While she did, Koenig mentally rehearsed what he needed to do after exiting the plane. The first thing would be stabilising himself. To halt the unavoidable uncontrolled spin. He would tuck his arms and legs in, like a kid cannonballing into a swimming pool. The kind of move that got you whistle-checked by the jerk in the lifeguard chair. He figured he’d need two seconds. He’d then fold out his legs and raise his arms. Like he was surrendering. Logically, this was the most aerodynamic position. It would reduce the drag force, which would increase his velocity, but it would get him to the water in the right position. Two moves. The cannonball, then the surrender. Two seconds for the first move, one for the second. Three seconds in total.
Then he’d either hit Lake Mead gracefully and streamlined, like a gannet, or spinning wildly like an out-of-control helicopter. If it were the former, he’d come up shooting. Be the diversion Carlyle needed him to be.
The cabin phone chirped. Draper answered it.
‘We’re over Mead now,’ she said after she’d hung up.
‘Has the pilot found Tas?’
‘He’s in the middle of the Boulder Basin.’
‘No wonder Smerconish thinks the dam is the target,’ Koenig said. The Boulder Basin was the large open part of Lake Mead, just north of the Hoover Dam. ‘With a strong wind he could be there within minutes.’

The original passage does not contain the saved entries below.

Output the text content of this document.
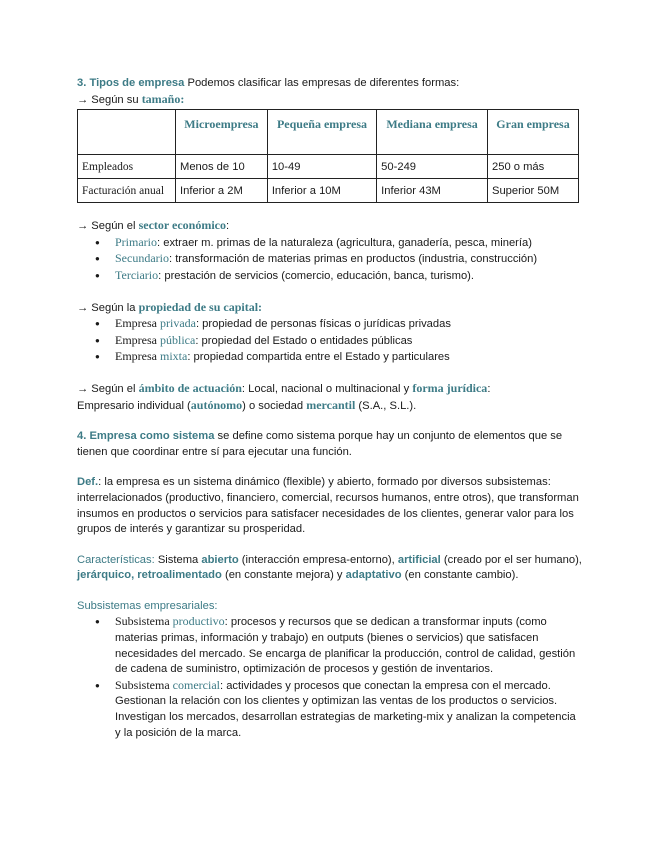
3. Tipos de empresa Podemos clasificar las empresas de diferentes formas:
→ Según su tamaño:
	Microempresa	Pequeña empresa	Mediana empresa	Gran empresa
Empleados	Menos de 10	10-49	50-249	250 o más
Facturación anual	Inferior a 2M	Inferior a 10M	Inferior 43M	Superior 50M
→ Según el sector económico:
● Primario: extraer m. primas de la naturaleza (agricultura, ganadería, pesca, minería)
● Secundario: transformación de materias primas en productos (industria, construcción)
● Terciario: prestación de servicios (comercio, educación, banca, turismo).
→ Según la propiedad de su capital:
● Empresa privada: propiedad de personas físicas o jurídicas privadas
● Empresa pública: propiedad del Estado o entidades públicas
● Empresa mixta: propiedad compartida entre el Estado y particulares
→ Según el ámbito de actuación: Local, nacional o multinacional y forma jurídica:
Empresario individual (autónomo) o sociedad mercantil (S.A., S.L.).
4. Empresa como sistema se define como sistema porque hay un conjunto de elementos que se tienen que coordinar entre sí para ejecutar una función.
Def.: la empresa es un sistema dinámico (flexible) y abierto, formado por diversos subsistemas: interrelacionados (productivo, financiero, comercial, recursos humanos, entre otros), que transforman insumos en productos o servicios para satisfacer necesidades de los clientes, generar valor para los grupos de interés y garantizar su prosperidad.
Características: Sistema abierto (interacción empresa-entorno), artificial (creado por el ser humano), jerárquico, retroalimentado (en constante mejora) y adaptativo (en constante cambio).
Subsistemas empresariales:
● Subsistema productivo: procesos y recursos que se dedican a transformar inputs (como materias primas, información y trabajo) en outputs (bienes o servicios) que satisfacen necesidades del mercado. Se encarga de planificar la producción, control de calidad, gestión de cadena de suministro, optimización de procesos y gestión de inventarios.
● Subsistema comercial: actividades y procesos que conectan la empresa con el mercado. Gestionan la relación con los clientes y optimizan las ventas de los productos o servicios. Investigan los mercados, desarrollan estrategias de marketing-mix y analizan la competencia y la posición de la marca.
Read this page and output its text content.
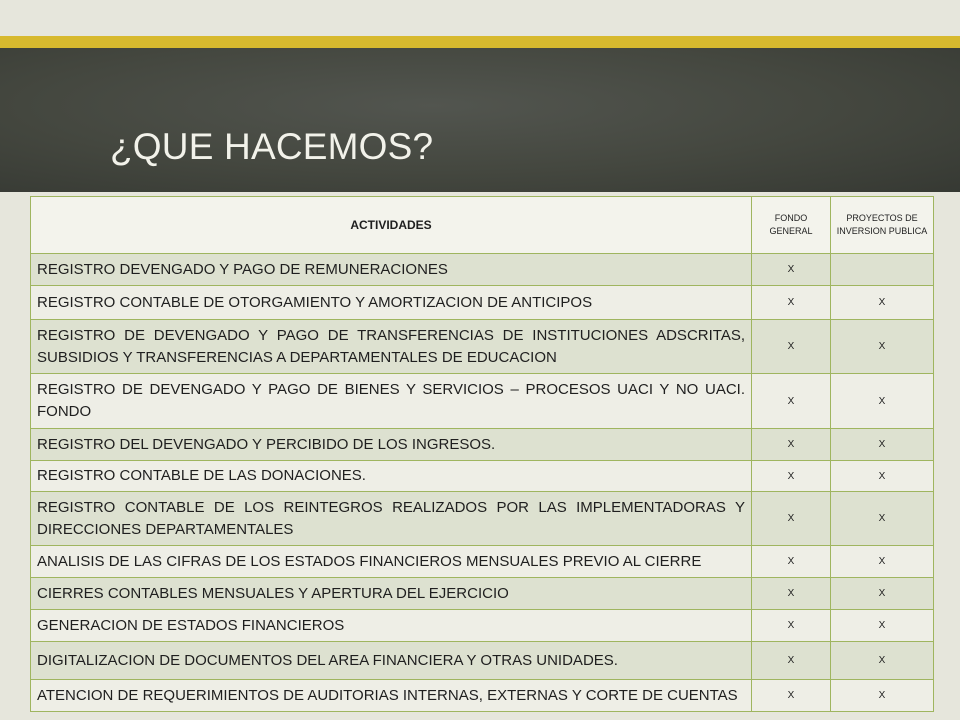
¿QUE HACEMOS?
ACTIVIDADES	FONDO GENERAL	PROYECTOS DE INVERSION PUBLICA
REGISTRO DEVENGADO Y PAGO DE REMUNERACIONES	X	
REGISTRO CONTABLE DE OTORGAMIENTO Y AMORTIZACION DE ANTICIPOS	X	X
REGISTRO DE DEVENGADO Y PAGO DE TRANSFERENCIAS DE INSTITUCIONES ADSCRITAS, SUBSIDIOS Y TRANSFERENCIAS A DEPARTAMENTALES DE EDUCACION	X	X
REGISTRO DE DEVENGADO Y PAGO DE BIENES Y SERVICIOS – PROCESOS UACI Y NO UACI. FONDO	X	X
REGISTRO DEL DEVENGADO Y PERCIBIDO DE LOS INGRESOS.	X	X
REGISTRO CONTABLE DE LAS DONACIONES.	X	X
REGISTRO CONTABLE DE LOS REINTEGROS REALIZADOS POR LAS IMPLEMENTADORAS Y DIRECCIONES DEPARTAMENTALES	X	X
ANALISIS DE LAS CIFRAS DE LOS ESTADOS FINANCIEROS MENSUALES PREVIO AL CIERRE	X	X
CIERRES CONTABLES MENSUALES Y APERTURA DEL EJERCICIO	X	X
GENERACION DE ESTADOS FINANCIEROS	X	X
DIGITALIZACION DE DOCUMENTOS DEL AREA FINANCIERA Y OTRAS UNIDADES.	X	X
ATENCION DE REQUERIMIENTOS DE AUDITORIAS INTERNAS, EXTERNAS Y CORTE DE CUENTAS	X	X
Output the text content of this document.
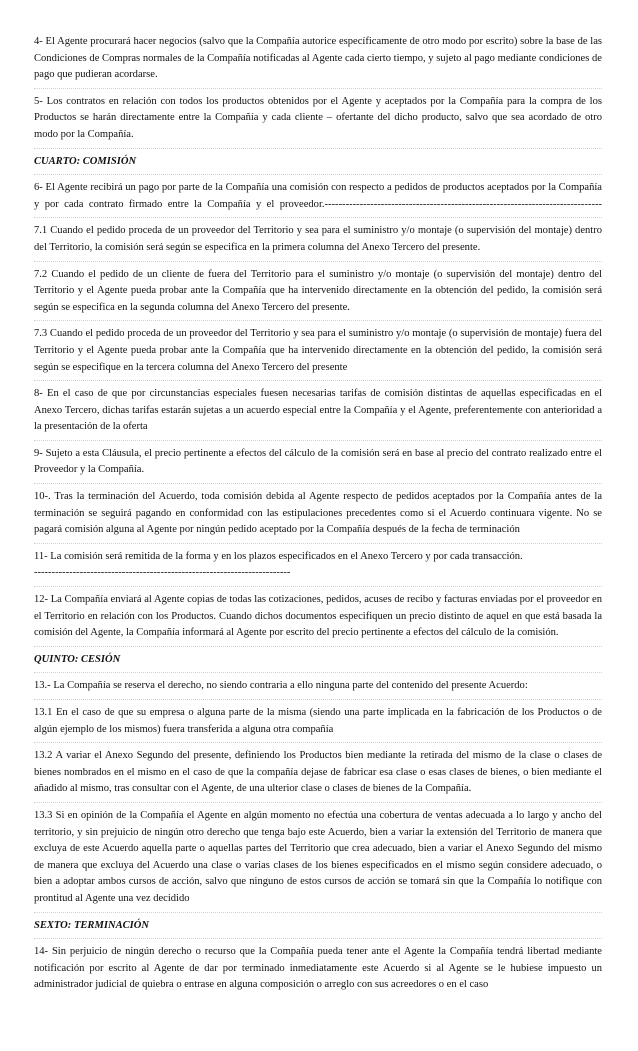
4- El Agente procurará hacer negocios (salvo que la Compañía autorice específicamente de otro modo por escrito) sobre la base de las Condiciones de Compras normales de la Compañía notificadas al Agente cada cierto tiempo, y sujeto al pago mediante condiciones de pago que pudieran acordarse.

5- Los contratos en relación con todos los productos obtenidos por el Agente y aceptados por la Compañía para la compra de los Productos se harán directamente entre la Compañía y cada cliente – ofertante del dicho producto, salvo que sea acordado de otro modo por la Compañía.

CUARTO: COMISIÓN

6- El Agente recibirá un pago por parte de la Compañía una comisión con respecto a pedidos de productos aceptados por la Compañía y por cada contrato firmado entre la Compañía y el proveedor.-------------------------------------------------------------------------------

7.1 Cuando el pedido proceda de un proveedor del Territorio y sea para el suministro y/o montaje (o supervisión del montaje) dentro del Territorio, la comisión será según se especifica en la primera columna del Anexo Tercero del presente.

7.2 Cuando el pedido de un cliente de fuera del Territorio para el suministro y/o montaje (o supervisión del montaje) dentro del Territorio y el Agente pueda probar ante la Compañía que ha intervenido directamente en la obtención del pedido, la comisión será según se especifica en la segunda columna del Anexo Tercero del presente.

7.3 Cuando el pedido proceda de un proveedor del Territorio y sea para el suministro y/o montaje (o supervisión de montaje) fuera del Territorio y el Agente pueda probar ante la Compañía que ha intervenido directamente en la obtención del pedido, la comisión será según se especifique en la tercera columna del Anexo Tercero del presente

8- En el caso de que por circunstancias especiales fuesen necesarias tarifas de comisión distintas de aquellas especificadas en el Anexo Tercero, dichas tarifas estarán sujetas a un acuerdo especial entre la Compañía y el Agente, preferentemente con anterioridad a la presentación de la oferta

9- Sujeto a esta Cláusula, el precio pertinente a efectos del cálculo de la comisión será en base al precio del contrato realizado entre el Proveedor y la Compañía.

10-. Tras la terminación del Acuerdo, toda comisión debida al Agente respecto de pedidos aceptados por la Compañía antes de la terminación se seguirá pagando en conformidad con las estipulaciones precedentes como si el Acuerdo continuara vigente. No se pagará comisión alguna al Agente por ningún pedido aceptado por la Compañía después de la fecha de terminación

11- La comisión será remitida de la forma y en los plazos especificados en el Anexo Tercero y por cada transacción.
-------------------------------------------------------------------------

12- La Compañía enviará al Agente copias de todas las cotizaciones, pedidos, acuses de recibo y facturas enviadas por el proveedor en el Territorio en relación con los Productos. Cuando dichos documentos especifiquen un precio distinto de aquel en que está basada la comisión del Agente, la Compañía informará al Agente por escrito del precio pertinente a efectos del cálculo de la comisión.

QUINTO: CESIÓN

13.- La Compañía se reserva el derecho, no siendo contraria a ello ninguna parte del contenido del presente Acuerdo:

13.1 En el caso de que su empresa o alguna parte de la misma (siendo una parte implicada en la fabricación de los Productos o de algún ejemplo de los mismos) fuera transferida a alguna otra compañía

13.2 A variar el Anexo Segundo del presente, definiendo los Productos bien mediante la retirada del mismo de la clase o clases de bienes nombrados en el mismo en el caso de que la compañía dejase de fabricar esa clase o esas clases de bienes, o bien mediante el añadido al mismo, tras consultar con el Agente, de una ulterior clase o clases de bienes de la Compañía.

13.3 Si en opinión de la Compañía el Agente en algún momento no efectúa una cobertura de ventas adecuada a lo largo y ancho del territorio, y sin prejuicio de ningún otro derecho que tenga bajo este Acuerdo, bien a variar la extensión del Territorio de manera que excluya de este Acuerdo aquella parte o aquellas partes del Territorio que crea adecuado, bien a variar el Anexo Segundo del mismo de manera que excluya del Acuerdo una clase o varias clases de los bienes especificados en el mismo según considere adecuado, o bien a adoptar ambos cursos de acción, salvo que ninguno de estos cursos de acción se tomará sin que la Compañía lo notifique con prontitud al Agente una vez decidido

SEXTO: TERMINACIÓN

14- Sin perjuicio de ningún derecho o recurso que la Compañía pueda tener ante el Agente la Compañía tendrá libertad mediante notificación por escrito al Agente de dar por terminado inmediatamente este Acuerdo si al Agente se le hubiese impuesto un administrador judicial de quiebra o entrase en alguna composición o arreglo con sus acreedores o en el caso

‘You still think it’s misdirection? Because if you aren’t sure, it’s not too late to call this off.’
‘I’m sure.’
‘I guess we’re doing this then,’ Draper said. Resigned. She reached up and pulled the red toggle. Koenig heard the click of the emergency exit unlocking. It wasn’t big, about the size of the top half of a stable door. Draper pulled. Koenig assumed it would come out, then up. Or to the side. That it would stay attached to the cabin. But it didn’t; it came out completely. Like Draper was removing a storm panel after a hurricane. The cold air rushed in. Faster than a wind tunnel. It stung Koenig’s face. Draper wedged the emergency exit between a seat and the cabin wall.
She grabbed Koenig’s head and shouted directly into his ear. ‘He’s going to put you within two hundred yards if he can. Remember, banking right is your green light. And the moment you get in the water, you start fucking shooting. Give Bess a fighting chance.’
Koenig formed a circle with his thumb and forefinger. OK. He moved to the open emergency exit. The wind battered his face. Rippled his cheeks like an astronaut during high-g training. He couldn’t breathe. He turned away from the wind and sucked in a lungful.
The engine sputtered, caught again, then stopped completely. The Gulfstream stopped being a sleek private jet and became a poorly designed glider. The pilot banked to the right.
‘Go!’ Draper shouted.
‘I hope you get eaten by a shark!’ Nash yelled.
Koenig smiled and nodded. Then he stepped out of the airplane.
And fell into the lake faster than a cannonball.